In this novel, who Brooke is is less important than how she serves the story. Her refusal (or inability) to fully engage with her background prevents her from understanding how she’s seen by the rest of the world, whether that’s another Black woman who is hoping for connection or a rich white man who expects her to find a Black organization that might be worthy of his dollars. She fails to recognize that it is not the Black woman who is exploiting her but rather the white man who is using her to serve his own agenda.
Brooke’s blind spot reflects broader misconceptions about how people of color and other marginalized groups can achieve success. Alam skillfully demonstrates how the notion of entitlement papers over the gap between the fantasy of the American dream and the reality of American life. Brooke comes to believe that she is entitled, because of her intelligence and work ethic, to the privileges that others enjoy but she eventually learns that only a select few can grab what they want.
One of Brooke’s problems is that she inhabits, however tenuously, a realm filled with takers who define themselves by what they have—forcing Brooke to define herself by what she lacks. She understands that in this milieu, money is tangentially connected to effort; some are simply handed immense fortunes once they reach a certain age, and others do nothing as their bank accounts grow effortlessly. Her frustration mounts as she watches her friends accrue wealth and privilege—not just because she envies their resources, though that is certainly the case. As Alam writes, Brooke “wanted what people most wanted and was the thing that rich people hoarded: not money, but the grace of God and the universe, a way to be in the world and enjoy it. She wanted selfhood.”
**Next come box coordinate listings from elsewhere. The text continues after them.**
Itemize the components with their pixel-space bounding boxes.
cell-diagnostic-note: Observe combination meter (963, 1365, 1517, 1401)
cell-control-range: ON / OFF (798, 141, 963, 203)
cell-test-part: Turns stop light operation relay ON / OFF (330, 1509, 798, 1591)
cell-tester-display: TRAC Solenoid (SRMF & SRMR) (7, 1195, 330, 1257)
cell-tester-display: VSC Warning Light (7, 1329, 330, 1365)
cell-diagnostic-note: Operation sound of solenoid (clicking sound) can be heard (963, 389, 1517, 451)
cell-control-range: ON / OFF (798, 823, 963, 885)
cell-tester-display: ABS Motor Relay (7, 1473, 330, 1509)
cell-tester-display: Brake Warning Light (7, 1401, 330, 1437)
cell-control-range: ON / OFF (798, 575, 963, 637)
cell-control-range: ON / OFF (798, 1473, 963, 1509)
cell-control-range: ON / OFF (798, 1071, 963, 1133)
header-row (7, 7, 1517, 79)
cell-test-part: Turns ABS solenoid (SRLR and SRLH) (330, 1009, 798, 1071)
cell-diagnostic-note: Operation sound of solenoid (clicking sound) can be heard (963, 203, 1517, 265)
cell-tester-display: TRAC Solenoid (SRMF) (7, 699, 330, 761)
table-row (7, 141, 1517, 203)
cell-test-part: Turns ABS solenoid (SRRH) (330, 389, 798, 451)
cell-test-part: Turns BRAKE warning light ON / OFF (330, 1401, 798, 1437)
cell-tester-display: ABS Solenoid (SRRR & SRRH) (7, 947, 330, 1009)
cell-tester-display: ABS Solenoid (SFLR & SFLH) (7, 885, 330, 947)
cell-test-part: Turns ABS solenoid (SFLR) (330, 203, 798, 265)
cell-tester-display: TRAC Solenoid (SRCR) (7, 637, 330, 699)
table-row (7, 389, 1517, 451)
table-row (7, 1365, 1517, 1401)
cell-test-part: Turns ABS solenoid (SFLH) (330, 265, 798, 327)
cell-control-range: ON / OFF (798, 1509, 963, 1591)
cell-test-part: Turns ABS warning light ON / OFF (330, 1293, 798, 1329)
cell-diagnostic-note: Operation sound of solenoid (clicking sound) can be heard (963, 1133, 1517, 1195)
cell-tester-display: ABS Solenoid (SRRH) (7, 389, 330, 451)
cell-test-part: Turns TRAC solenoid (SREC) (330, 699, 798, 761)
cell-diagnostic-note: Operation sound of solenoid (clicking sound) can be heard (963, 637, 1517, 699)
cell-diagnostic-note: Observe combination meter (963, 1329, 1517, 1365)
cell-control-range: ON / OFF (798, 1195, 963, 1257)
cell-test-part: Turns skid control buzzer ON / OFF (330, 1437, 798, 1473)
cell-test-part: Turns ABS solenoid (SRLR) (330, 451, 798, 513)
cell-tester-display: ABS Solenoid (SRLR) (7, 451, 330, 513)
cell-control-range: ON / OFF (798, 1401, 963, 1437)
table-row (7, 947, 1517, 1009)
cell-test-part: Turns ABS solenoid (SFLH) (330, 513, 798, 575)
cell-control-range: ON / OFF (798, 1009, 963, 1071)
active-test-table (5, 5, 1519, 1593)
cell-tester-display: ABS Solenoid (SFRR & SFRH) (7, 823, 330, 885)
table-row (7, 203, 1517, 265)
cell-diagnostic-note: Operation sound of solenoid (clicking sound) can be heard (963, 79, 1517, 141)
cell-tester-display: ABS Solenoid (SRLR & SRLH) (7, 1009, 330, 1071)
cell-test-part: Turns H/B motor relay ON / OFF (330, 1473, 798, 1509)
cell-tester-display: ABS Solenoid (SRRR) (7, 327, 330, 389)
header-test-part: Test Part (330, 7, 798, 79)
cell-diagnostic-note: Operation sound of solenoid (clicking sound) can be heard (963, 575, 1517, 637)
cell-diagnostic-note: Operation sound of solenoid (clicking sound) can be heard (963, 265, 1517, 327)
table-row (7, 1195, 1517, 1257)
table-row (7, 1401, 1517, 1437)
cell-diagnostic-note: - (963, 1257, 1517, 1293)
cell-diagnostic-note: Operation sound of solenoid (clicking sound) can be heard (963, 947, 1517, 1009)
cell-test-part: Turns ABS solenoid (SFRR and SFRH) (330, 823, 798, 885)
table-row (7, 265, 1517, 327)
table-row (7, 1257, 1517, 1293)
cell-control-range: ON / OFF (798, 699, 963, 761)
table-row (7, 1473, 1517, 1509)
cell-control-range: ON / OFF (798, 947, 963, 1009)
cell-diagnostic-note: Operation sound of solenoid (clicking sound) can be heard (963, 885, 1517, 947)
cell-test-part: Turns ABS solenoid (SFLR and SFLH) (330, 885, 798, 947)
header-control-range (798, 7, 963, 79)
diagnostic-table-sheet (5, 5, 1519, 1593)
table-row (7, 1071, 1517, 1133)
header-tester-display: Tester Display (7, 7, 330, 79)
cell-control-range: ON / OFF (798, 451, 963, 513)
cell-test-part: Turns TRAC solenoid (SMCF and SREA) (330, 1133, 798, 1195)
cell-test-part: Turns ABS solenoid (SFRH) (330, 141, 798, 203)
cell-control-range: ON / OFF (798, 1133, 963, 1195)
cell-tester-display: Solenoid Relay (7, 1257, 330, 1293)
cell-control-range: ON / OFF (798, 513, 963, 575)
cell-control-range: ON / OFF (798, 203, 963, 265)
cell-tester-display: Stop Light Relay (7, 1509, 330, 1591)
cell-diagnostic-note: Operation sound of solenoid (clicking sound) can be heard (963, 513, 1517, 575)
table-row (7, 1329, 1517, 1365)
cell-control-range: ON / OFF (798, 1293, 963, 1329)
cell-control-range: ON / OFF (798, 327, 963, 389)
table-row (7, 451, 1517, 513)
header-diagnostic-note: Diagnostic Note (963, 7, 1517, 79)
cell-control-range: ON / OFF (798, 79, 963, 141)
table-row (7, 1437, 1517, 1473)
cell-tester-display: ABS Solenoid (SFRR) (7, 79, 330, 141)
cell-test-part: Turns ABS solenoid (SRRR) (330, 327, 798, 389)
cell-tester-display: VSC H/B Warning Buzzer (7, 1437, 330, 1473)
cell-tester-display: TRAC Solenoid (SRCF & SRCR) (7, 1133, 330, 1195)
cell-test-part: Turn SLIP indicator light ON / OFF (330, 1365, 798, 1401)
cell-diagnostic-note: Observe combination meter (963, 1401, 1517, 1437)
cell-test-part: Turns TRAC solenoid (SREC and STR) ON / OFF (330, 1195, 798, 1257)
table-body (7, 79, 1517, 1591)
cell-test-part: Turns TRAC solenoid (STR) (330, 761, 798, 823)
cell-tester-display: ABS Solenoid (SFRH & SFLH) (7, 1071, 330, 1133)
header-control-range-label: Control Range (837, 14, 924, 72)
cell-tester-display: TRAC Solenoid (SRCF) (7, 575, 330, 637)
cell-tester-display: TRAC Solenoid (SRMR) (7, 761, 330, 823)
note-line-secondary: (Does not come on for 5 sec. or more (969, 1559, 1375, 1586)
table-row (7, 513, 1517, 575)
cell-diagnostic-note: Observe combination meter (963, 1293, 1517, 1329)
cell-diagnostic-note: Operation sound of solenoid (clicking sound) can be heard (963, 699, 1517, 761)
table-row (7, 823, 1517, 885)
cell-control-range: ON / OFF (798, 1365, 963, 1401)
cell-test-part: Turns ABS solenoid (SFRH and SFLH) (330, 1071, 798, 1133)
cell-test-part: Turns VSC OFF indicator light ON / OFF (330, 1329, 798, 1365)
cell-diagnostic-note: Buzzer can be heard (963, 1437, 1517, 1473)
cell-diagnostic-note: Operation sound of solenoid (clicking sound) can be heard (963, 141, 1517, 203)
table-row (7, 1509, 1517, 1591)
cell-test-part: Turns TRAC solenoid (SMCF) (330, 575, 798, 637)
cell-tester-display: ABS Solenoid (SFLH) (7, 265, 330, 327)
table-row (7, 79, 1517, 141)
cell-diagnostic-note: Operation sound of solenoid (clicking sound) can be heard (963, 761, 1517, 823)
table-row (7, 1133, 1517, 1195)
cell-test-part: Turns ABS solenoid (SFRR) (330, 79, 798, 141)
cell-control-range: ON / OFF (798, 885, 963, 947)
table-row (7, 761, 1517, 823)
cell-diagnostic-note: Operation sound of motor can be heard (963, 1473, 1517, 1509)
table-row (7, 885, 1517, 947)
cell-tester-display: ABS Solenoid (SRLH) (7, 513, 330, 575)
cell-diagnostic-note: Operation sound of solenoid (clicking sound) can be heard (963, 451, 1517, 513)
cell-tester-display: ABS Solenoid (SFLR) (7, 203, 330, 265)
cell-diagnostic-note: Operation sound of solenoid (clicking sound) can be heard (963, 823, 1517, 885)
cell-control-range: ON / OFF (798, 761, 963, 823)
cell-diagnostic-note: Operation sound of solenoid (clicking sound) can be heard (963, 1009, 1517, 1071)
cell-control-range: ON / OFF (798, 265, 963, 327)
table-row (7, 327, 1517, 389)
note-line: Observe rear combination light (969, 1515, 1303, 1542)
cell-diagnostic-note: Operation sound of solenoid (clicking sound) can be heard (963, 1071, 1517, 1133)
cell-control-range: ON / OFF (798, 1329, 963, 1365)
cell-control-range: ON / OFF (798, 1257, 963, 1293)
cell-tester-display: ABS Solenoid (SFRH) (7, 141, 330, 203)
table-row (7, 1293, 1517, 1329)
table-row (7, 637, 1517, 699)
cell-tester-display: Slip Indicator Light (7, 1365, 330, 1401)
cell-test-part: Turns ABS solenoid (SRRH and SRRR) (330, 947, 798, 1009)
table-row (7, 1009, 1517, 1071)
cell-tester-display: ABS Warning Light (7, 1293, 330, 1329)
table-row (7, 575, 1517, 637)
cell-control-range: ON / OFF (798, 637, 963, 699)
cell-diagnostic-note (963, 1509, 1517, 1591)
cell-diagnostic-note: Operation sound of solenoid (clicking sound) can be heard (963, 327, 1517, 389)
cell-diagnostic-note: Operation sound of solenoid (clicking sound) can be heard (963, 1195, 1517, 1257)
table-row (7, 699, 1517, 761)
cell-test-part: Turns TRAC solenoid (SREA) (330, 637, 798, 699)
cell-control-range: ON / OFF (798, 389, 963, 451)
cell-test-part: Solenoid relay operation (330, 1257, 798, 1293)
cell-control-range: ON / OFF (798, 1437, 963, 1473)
This, in a way, is the ultimate entitlement—the ability to be who you want to be. Brooke, however, isn’t sure whom she would like to be, because she is unmoored. Her ambition strains her relationships with her friends and family, and she lacks any other support system. Inspired by her interactions with Asher, she eventually seeks to form an identity based on her pursuit of (and fealty to) privilege. As the story unfolds, she tries to create her ideal self by purchasing personal items with her company card and deceiving her bank about her resources to secure a mortgage. What she must learn is that you can’t buy your way to selfhood.
In the end, Brooke’s struggle reveals a deeper truth: That in a society in which the circumstances of birth still dictate much of one’s fate, the pursuit of fulfillment is fruitless without an honest understanding of the forces that shape and constrain it. Entitlement captures this dilemma, showing that although ambition and intelligence may open doors, the ultimate prize—true autonomy and agency—remains elusive for almost everyone. Brooke’s journey is a poignant reminder that, for most people, entitlement is not an identity but a trap.